Nie poprzez wybryki człowieka, który zabijał dla swoich własnych zachcianek.

To nie powinno się tak skończyć.

Do samego końca liczyła na to, że będą mogli uratować tą biedną staruszkę, która przez ostatnie godziny swojego życia przeżywała katusze.

Te myśli niszczyły jej psychikę i nie dawały chwili wytchnienia.

Usiadła na krańcu łóżka, oddychając ciężko. Czuła się tak jakby to ona miała krew na rękach, jakby to ona skazała ją na ten wyrok. Jakby to ona była bezlitosnym katem.

Choć była świadoma tego, że los bywa okrutny dla śmiertelnikowi, to i tak zawsze chciała nieść pomoc innym. Chciała ich bronić przed złem, by nikomu nie stała się żadna krzywda, pomimo, że czasami było to po prostu niemożliwe i nie da się zmienić scenariuszu jakie napisało dla nas życie.

Nie chciała drugi raz odczuwać tego samego poczucia winy, które mogło namieszać jej w głowie i sprawić kolejne cierpienie.

Po prostu marzyła jedynie o tym, by w nocy móc spać spokojnie.

°°°

Wykończona ciągłym natłokiem niechcianych myśli, postanowiła oderwać się od nich. Zeszła na dół do kuchni, by zrobić sobie coś na uspokojenie.

Nie trudno było zauważyć, że John i Sherlock nie wrócili jeszcze ze Scotland Yardu, lecz spodziewała się ich za niedługo. Nastawiła wodę na herbatę, rozkoszując się chwilową ciszą, ponieważ wiedziała, że za niedługo nastanie tu kolejna burza.

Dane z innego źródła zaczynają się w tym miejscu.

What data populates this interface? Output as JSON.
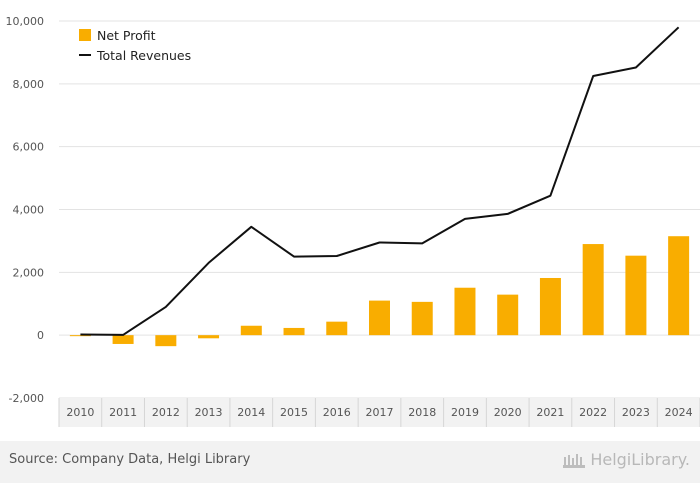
{
  "chart_data": {
    "type": "bar",
    "categories": [
      "2010",
      "2011",
      "2012",
      "2013",
      "2014",
      "2015",
      "2016",
      "2017",
      "2018",
      "2019",
      "2020",
      "2021",
      "2022",
      "2023",
      "2024"
    ],
    "series": [
      {
        "name": "Net Profit",
        "type": "bar",
        "color": "#f9ad00",
        "values": [
          -20,
          -280,
          -350,
          -100,
          300,
          230,
          430,
          1100,
          1060,
          1510,
          1290,
          1820,
          2900,
          2530,
          3150
        ]
      },
      {
        "name": "Total Revenues",
        "type": "line",
        "color": "#111111",
        "values": [
          20,
          10,
          900,
          2300,
          3450,
          2500,
          2520,
          2950,
          2920,
          3700,
          3860,
          4440,
          8250,
          8520,
          9800
        ]
      }
    ],
    "ylim": [
      -2000,
      10000
    ],
    "yticks": [
      "-2,000",
      "0",
      "2,000",
      "4,000",
      "6,000",
      "8,000",
      "10,000"
    ],
    "ytick_values": [
      -2000,
      0,
      2000,
      4000,
      6000,
      8000,
      10000
    ],
    "grid": true,
    "legend_placement": "top-left",
    "title": "",
    "xlabel": "",
    "ylabel": ""
  },
  "footer": {
    "source": "Source: Company Data, Helgi Library",
    "logo_text": "HelgiLibrary."
  }
}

Przymknęła oczy, oddychając drżąco, starając się nie myśleć o problemach jakie przyniósł dzisiejszy dzień. I kiedy nawet jej się to udało, ktoś musiał popsuć jej tą chwilę spokoju.

Nieznośne dzwonienie telefonu rozniosło się po pomieszczeniu, a ona poderwała się w miejscu, nie spodziewając się takiego obrotu spraw.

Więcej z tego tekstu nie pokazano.